As specialized technologies and services expand in the free market economy, so do the number of free agents required by business to implement the specialties and so do the number of business managers hired to monitor the free agents. This means that the growth of a full-time temporary work force is occurring at a rapid pace.
“You have to look at companies heavily staffed with specialists in such diverse areas as , insurance, 401(k) planning, and information technology,” says Paula Fleming, Director of Human Resource Effectiveness at Xerox. “It’s often beyond the company’s core competency to manage these specialties as their complexities grow. That’s when the companies outsource to staffing agencies that know the specialties cold. By doing this, the companies create both new opportunities for free agents and a runway for new managers who have to deal with the agencies.”

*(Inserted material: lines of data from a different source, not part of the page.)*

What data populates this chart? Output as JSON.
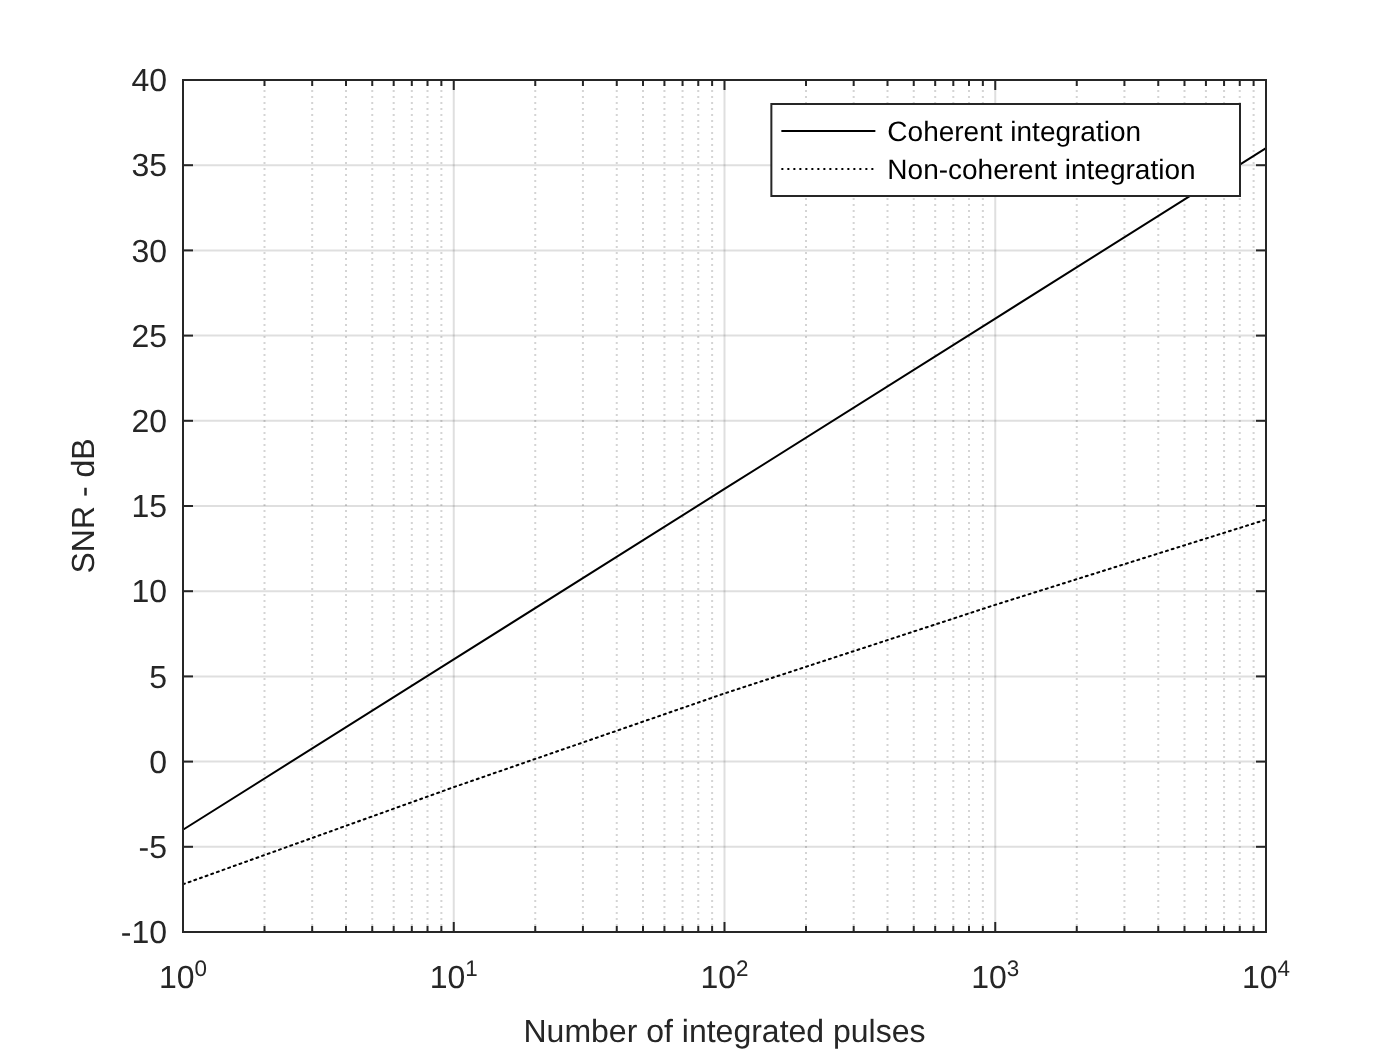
{
  "chart_data": {
    "type": "line",
    "xlabel": "Number of integrated pulses",
    "ylabel": "SNR - dB",
    "log": "x",
    "x": [
      1,
      10,
      100,
      1000,
      10000
    ],
    "series": [
      {
        "name": "Coherent integration",
        "color": "#000000",
        "values": [
          -4,
          6,
          16,
          26,
          36
        ]
      },
      {
        "name": "Non-coherent integration",
        "color": "#000000",
        "line_style": "dotted",
        "values": [
          -7.2,
          -1.5,
          4,
          9.2,
          14.2
        ]
      }
    ],
    "xlim": [
      1,
      10000
    ],
    "ylim": [
      -10,
      40
    ],
    "xticks": [
      {
        "value": 1,
        "label": "10$^{0}$"
      },
      {
        "value": 2,
        "label": null
      },
      {
        "value": 3,
        "label": null
      },
      {
        "value": 4,
        "label": null
      },
      {
        "value": 5,
        "label": null
      },
      {
        "value": 6,
        "label": null
      },
      {
        "value": 7,
        "label": null
      },
      {
        "value": 8,
        "label": null
      },
      {
        "value": 9,
        "label": null
      },
      {
        "value": 10,
        "label": "10$^{1}$"
      },
      {
        "value": 20,
        "label": null
      },
      {
        "value": 30,
        "label": null
      },
      {
        "value": 40,
        "label": null
      },
      {
        "value": 50,
        "label": null
      },
      {
        "value": 60,
        "label": null
      },
      {
        "value": 70,
        "label": null
      },
      {
        "value": 80,
        "label": null
      },
      {
        "value": 90,
        "label": null
      },
      {
        "value": 100,
        "label": "10$^{2}$"
      },
      {
        "value": 200,
        "label": null
      },
      {
        "value": 300,
        "label": null
      },
      {
        "value": 400,
        "label": null
      },
      {
        "value": 500,
        "label": null
      },
      {
        "value": 600,
        "label": null
      },
      {
        "value": 700,
        "label": null
      },
      {
        "value": 800,
        "label": null
      },
      {
        "value": 900,
        "label": null
      },
      {
        "value": 1000,
        "label": "10$^{3}$"
      },
      {
        "value": 2000,
        "label": null
      },
      {
        "value": 3000,
        "label": null
      },
      {
        "value": 4000,
        "label": null
      },
      {
        "value": 5000,
        "label": null
      },
      {
        "value": 6000,
        "label": null
      },
      {
        "value": 7000,
        "label": null
      },
      {
        "value": 8000,
        "label": null
      },
      {
        "value": 9000,
        "label": null
      },
      {
        "value": 10000,
        "label": "10$^{4}$"
      }
    ],
    "yticks": [
      -10,
      -5,
      0,
      5,
      10,
      15,
      20,
      25,
      30,
      35,
      40
    ],
    "grid": true,
    "legend": "top right",
    "line_style": "solid"
  }
}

But there is a downside. “When the economy slows the free agents usually get released first, and thus serve as a safety valve to shield full-time employees from layoffs,” says Steve Armstrong, a Kelly Vice President and General Manager. “But the shoe is on the other foot in good economic times. That’s when the hiring decisions are on the side of the free agents and they can take their time sizing up companies they might like to work for.”
According to Armstrong, home computer use and the explosion of the Internet could add measurably in the future to the general trend toward free agency. “Direct placement websites that work from resumes give free agents the opportunity to monitor openings offered by national staffing companies on a daily basis,” he said.
Uncle Sam Steps Up
The Federal law removing social security disincentives for senior citizens will also have an impact. As of last year, millions of vigorous men and women over sixty-five were free to seek “gold collar” jobs for the first time since Social Security started. These are jobs that pay well and have strong career opportunities, but don’t require a four-year college degree.
The push for gold collar jobs may lead to an even greater work force challenge: ‘platinum jobs,’ according to the Kelly study. These involve professional careers in law, science, finance and information technology that require even more skills and training than the gold collar jobs.
That’s where companies like Volt Information Sciences help, says Volt area manager Francine Pieper. “We’re dedicated to a broad range of highly-skilled disciplines, from supplying the professional services of temporary medical doctors and lawyers to technical printing to office support. All of these areas have seen substantial growth in recent years.
“There’s also growth in the number of retirees who work full-time to augment their incomes and in the number who only work three or four months a year so that they can travel and enjoy themselves,” Pieper explains. “For example, we have a retired fire chief who likes to stuff envelopes just so he can to talk to people and meet prospective golf partners. I don’t think he’s going to alter the structure of the American workforce much, but he’s certainly lots of fun to be around.”